機を逃さず青年が地を蹴り、その血走った両眼の間に太い刃がぐさりと刺さった。
両手で持った剣を魔獣の眉間に突き刺した青年は、魔獣がダラリと涎を垂らし動きを止めたのを見てもう一度深く刃を刺し止めを刺す。
ヒューッ。
ラウルが口笛を吹くと、力の抜けた魔獣から剣を抜いた青年がまた怒った顔でズカズカと歩いてきた。
『ご、ごめんね邪魔だった?』
ラウルが後ずさりながら青年をなだめるように両手を前に出すが、青年は鼻から大きく息を吐き明らかに怒りを滲ませ近付いてくる。
『いや兄ちゃんよ、あっちのヤツもいるんだぜ?』
ヨザが少し呆れたように、まだ地面から起き上がれていない、背後の魔獣を指差した。
起き上がってはいないが、相方を殺された魔獣は怒りに震え殺気も尋常ではない。
ハッとしたように剣を振り上げ走る青年の後ろからまたラウルが弓を手に追いかける。
ヨザはため息をつきながら2人の後を追う。
残った魔獣がラウルの魔力を打ち破るように、高く吼えた。
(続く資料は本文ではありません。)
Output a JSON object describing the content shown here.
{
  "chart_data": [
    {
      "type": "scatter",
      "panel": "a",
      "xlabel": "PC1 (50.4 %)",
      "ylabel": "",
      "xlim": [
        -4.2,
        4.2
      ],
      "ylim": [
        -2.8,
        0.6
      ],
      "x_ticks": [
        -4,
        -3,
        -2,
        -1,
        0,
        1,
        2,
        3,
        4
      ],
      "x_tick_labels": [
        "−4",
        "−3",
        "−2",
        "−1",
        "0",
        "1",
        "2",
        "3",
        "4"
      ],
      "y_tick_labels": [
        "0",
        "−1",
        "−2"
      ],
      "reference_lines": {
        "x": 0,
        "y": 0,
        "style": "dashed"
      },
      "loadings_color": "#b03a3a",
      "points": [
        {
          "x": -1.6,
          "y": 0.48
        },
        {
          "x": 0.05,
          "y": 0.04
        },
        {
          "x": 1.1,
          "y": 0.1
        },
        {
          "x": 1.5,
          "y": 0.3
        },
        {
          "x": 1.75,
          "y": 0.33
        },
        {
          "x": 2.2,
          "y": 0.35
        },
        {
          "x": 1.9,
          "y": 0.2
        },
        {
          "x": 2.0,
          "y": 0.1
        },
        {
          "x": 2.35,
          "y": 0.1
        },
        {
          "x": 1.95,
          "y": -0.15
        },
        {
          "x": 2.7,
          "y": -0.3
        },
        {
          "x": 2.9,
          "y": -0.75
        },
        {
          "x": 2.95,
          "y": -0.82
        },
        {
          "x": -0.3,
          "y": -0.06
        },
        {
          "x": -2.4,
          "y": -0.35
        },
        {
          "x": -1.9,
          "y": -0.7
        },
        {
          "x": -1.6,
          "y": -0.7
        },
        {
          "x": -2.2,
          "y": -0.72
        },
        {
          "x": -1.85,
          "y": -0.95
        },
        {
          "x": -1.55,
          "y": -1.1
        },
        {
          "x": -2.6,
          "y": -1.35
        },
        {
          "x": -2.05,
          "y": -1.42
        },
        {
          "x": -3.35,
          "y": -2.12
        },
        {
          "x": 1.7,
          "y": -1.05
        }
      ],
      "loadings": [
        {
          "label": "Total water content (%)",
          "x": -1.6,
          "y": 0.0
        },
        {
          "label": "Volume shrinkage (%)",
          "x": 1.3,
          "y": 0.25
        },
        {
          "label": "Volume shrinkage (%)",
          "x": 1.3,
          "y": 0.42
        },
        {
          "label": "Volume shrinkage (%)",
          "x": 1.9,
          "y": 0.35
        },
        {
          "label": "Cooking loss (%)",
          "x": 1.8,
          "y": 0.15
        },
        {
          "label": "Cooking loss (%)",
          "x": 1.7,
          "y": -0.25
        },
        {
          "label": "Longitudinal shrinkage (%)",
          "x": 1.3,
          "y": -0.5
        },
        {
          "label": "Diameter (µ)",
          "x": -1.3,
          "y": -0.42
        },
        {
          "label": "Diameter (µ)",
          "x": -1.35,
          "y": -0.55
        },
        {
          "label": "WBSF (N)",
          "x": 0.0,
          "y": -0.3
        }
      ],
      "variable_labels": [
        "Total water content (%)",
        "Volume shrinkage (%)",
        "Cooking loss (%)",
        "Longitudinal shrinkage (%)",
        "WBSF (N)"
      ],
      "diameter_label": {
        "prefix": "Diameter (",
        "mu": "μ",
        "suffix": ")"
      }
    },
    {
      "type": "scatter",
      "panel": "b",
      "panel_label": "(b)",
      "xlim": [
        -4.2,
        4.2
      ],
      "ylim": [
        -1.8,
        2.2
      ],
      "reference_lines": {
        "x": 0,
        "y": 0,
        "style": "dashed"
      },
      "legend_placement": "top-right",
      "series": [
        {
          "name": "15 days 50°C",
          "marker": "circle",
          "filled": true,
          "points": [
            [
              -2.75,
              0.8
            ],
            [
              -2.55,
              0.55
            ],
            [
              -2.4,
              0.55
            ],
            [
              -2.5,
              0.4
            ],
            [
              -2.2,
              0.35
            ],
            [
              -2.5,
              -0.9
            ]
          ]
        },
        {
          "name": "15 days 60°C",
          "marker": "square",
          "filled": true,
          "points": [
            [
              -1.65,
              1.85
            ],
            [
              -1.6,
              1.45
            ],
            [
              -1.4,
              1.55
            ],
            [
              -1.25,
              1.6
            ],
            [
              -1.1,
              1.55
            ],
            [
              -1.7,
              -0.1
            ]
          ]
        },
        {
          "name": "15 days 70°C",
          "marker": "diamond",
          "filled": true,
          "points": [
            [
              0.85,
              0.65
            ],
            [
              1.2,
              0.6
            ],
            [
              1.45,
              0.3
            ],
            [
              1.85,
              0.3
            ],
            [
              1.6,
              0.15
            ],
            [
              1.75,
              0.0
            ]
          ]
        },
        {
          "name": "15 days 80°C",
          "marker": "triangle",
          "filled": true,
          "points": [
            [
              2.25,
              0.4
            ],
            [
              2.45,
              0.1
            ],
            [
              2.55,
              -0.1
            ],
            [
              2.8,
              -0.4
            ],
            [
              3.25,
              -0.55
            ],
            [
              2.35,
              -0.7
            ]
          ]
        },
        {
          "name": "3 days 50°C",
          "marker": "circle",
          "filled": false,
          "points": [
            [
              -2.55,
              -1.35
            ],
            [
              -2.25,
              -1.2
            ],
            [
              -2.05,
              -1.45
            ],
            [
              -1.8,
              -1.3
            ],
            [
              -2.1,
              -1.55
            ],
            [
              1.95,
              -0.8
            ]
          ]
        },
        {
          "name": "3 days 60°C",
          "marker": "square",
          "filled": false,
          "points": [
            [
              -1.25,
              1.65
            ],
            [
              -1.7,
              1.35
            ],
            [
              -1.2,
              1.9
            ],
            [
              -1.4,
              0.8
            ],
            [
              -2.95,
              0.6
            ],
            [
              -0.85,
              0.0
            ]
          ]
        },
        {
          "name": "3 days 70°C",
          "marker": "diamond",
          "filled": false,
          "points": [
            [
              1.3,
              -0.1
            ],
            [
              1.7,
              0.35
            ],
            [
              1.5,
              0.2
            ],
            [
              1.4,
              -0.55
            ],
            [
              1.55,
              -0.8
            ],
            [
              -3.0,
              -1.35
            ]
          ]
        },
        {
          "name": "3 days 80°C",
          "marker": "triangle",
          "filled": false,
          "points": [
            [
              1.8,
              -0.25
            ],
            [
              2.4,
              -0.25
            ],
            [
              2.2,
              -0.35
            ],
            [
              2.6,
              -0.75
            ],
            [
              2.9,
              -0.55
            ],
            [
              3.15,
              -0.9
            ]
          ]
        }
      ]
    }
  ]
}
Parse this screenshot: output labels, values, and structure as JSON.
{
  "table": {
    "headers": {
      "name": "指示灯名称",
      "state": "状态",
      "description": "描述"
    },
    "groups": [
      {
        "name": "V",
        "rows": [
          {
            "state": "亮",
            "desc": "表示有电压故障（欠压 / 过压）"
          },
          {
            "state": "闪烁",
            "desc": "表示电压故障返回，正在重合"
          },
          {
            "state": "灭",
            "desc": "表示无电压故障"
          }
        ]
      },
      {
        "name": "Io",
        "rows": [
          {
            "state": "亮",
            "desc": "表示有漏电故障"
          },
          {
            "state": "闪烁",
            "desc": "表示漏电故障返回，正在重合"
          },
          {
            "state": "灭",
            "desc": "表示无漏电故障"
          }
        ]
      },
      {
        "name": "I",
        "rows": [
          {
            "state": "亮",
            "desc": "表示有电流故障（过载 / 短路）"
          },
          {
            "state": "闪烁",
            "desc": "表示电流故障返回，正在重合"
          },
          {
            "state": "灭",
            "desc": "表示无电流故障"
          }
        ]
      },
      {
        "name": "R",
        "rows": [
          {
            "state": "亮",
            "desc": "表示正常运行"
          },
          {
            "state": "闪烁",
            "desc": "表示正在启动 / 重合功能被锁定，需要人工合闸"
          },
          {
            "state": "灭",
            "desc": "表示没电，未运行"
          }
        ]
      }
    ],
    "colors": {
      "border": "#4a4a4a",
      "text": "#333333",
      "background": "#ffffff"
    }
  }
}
ブルブルと震えながら持ち上がった両腕にすかさずラウルが光の矢を放つ。その光の間を縫うように青年が走り抜け、咆哮する大きな口を太い刃で一息に突き刺す。
華麗に見える程のスピードと強さに、ラウルはまた口笛を吹き、魔獣を倒した青年に睨まれた。
『お前達、何者だ?』
青年の問いにラウルは微笑んで答える。
『僕はラウル。お兄さんは?』
青年は、怪訝な顔でラウルとヨザを見て、少しの沈黙の後に無愛想に答えた。
『アルマ。アルマ・アルウェウス・デヴィロ・マッサ。』
アルマでいい。短く呟くと青年は剣の血を雑に拭い、2人を目の前の町の中へと招いた。
前話、前々話少し修正しています。